The File Problem
I had files on three systems. Twenty years on iCloud. Six years on Google Drive. Two years on my PC hard drive.
They were not organized the same way. They were not really organized at all.
I read about AI organizing files. Claude built me a Python script that sorted my Downloads folder. A few weeks later it organized Documents. That worked. I still had three different folder structures on three different systems with no obvious way to reconcile them.
Interesting parlor trick. Not a solution.
The Structure Search
So I started looking for a structure. What should it be?
I tried Notion. I downloaded Obsidian and stared at an empty structure for maybe 5 seconds.

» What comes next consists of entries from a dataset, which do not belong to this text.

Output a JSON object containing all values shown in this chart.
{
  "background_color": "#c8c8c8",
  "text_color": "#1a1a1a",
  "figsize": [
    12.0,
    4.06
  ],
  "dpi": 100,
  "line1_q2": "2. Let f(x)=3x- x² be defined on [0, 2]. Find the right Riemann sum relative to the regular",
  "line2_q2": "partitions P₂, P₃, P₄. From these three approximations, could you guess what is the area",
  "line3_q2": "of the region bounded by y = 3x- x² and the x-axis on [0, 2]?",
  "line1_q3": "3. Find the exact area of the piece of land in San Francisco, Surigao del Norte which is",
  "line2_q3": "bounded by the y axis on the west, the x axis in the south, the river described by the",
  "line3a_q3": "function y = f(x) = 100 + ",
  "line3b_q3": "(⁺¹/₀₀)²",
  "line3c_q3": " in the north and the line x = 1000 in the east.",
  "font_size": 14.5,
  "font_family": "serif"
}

ContextCollapse on YouTube had videos comparing notes software — Notion, Obsidian, Webflowy, his favorite. He eventually put an AI on top of Webflowy. It was not easy.
I started reading about Second Brain. I did not read the original book. All the structures seemed much alike to me. The taxonomy was different in each one; the underlying idea was the same: capture, organize, retrieve.
What I needed was not a better taxonomy. I needed a practice.
The Stumble
In December I stumbled onto Emergent.sh and built some basic prototypes with surprisingly little effort. Then I tried to install their version of OpenClaw. The install did not go smoothly. I was charged for the tokens I burned trying to get it running.
Carl, a developer whose work I had been following, was promoting Nimbalyst. I tried it. I got a Claude $20/month account.
The Landing
Over the following months I built several apps. Some are prototypes. Some are concepts. Some are landing pages only. One is a QR menu platform serving 33 restaurants in a city of 180,000 people on the coast of Bahia, Brazil.
The file problem did not go away. It became less important than the work happening in the files.
That is how you ease in. Not a leap. A series of small commitments to tools that turned out to matter, and a quick exit from the ones that did not.
The six months between December and now have contained more change than many years before them. I think I am finally living in the future.
The files are still on three systems. I have stopped caring.